También recuerdo el día cuando el otoño ya se había instalado en Italia y por alguna extraña razón decidí pedalear hasta entrada la noche. La luna llena iluminando el mar Mediterráneo hacía que esas subidas de montañas fueran menos exigentes. Después de recorrer 126 kilómetros supuse que era suficiente. El destino quiso que frenara en un local de comida donde había cuatro rosarinos viajando en una camper. Esa noche, no solo dormí con ellos, sino que continuamos compartiendo más experiencias los siguientes días.

Ahora estoy atravesando el desierto, en el Sahara Occidental y a más de 8.000 kilómetros del vendedor de frambuesas. Para llegar a Mauritania falta mucho todavía, pero sé que lo más importante es la cantidad de experiencias que vendrán y no los kilómetros que haré por día.
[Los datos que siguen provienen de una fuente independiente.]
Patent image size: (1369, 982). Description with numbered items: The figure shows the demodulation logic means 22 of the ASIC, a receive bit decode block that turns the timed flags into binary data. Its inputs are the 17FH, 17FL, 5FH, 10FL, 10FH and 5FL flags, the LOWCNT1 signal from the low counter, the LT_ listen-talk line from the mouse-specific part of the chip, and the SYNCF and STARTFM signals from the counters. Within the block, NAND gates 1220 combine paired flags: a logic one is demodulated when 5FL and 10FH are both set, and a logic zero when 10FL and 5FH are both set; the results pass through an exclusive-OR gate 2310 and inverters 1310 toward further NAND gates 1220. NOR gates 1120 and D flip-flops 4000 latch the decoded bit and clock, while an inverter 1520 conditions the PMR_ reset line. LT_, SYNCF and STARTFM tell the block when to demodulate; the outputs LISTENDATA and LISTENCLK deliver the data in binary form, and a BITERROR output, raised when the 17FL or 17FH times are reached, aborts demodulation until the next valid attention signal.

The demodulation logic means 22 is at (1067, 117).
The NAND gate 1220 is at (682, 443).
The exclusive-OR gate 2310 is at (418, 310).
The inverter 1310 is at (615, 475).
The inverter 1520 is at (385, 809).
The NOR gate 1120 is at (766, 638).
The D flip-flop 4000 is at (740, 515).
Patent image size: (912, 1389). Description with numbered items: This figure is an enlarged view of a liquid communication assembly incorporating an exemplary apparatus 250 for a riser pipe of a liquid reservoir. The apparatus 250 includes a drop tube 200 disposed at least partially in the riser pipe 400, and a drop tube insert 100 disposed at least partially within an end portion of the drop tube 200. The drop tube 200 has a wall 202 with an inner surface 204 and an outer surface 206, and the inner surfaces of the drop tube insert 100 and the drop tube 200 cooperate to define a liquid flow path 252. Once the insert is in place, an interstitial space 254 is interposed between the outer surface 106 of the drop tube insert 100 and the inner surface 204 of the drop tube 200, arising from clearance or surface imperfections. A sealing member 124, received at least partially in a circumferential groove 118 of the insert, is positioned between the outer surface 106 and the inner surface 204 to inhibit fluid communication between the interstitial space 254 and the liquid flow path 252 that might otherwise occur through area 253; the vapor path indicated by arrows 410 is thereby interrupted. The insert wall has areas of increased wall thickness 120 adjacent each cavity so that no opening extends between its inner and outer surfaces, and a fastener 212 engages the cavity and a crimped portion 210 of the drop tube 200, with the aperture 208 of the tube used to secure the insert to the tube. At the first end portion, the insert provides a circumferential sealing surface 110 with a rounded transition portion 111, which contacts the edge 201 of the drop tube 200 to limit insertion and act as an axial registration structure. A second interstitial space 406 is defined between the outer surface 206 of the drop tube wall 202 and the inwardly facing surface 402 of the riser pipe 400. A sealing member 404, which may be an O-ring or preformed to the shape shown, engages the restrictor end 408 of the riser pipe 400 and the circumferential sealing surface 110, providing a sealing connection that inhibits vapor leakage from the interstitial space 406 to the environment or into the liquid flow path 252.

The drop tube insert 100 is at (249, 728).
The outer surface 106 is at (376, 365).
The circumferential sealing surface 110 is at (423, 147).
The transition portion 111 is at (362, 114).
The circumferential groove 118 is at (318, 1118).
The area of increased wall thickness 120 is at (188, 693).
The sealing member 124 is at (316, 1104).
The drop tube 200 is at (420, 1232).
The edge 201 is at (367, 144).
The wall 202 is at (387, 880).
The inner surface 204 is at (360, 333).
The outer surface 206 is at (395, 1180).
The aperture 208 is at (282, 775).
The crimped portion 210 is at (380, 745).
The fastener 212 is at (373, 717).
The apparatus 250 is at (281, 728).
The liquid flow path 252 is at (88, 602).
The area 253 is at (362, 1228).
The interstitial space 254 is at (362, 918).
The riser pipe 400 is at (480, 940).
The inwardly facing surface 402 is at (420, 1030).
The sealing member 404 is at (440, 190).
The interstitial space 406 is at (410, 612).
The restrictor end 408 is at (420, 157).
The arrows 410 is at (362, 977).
La lluvia del día anterior no fue el mejor condimento para pedalear a pesar de estar soleado…

¿Cuántos kilómetros faltarán? ¿A dónde? porque después de llegar a ese destino que tanto te preocupa siempre será un volver a empezar….

Por que factores como el viento en contra, las subidas eternas, el calor que aumenta con el correr de las horas, la falta de agua, el viento a favor, las curvas, la arena en la cara, la rotura de la cadena o una pinchadura llegan de manera inesperada y todo eso no son kilómetros, sino  aprendizajes que quedan grabados a fuego.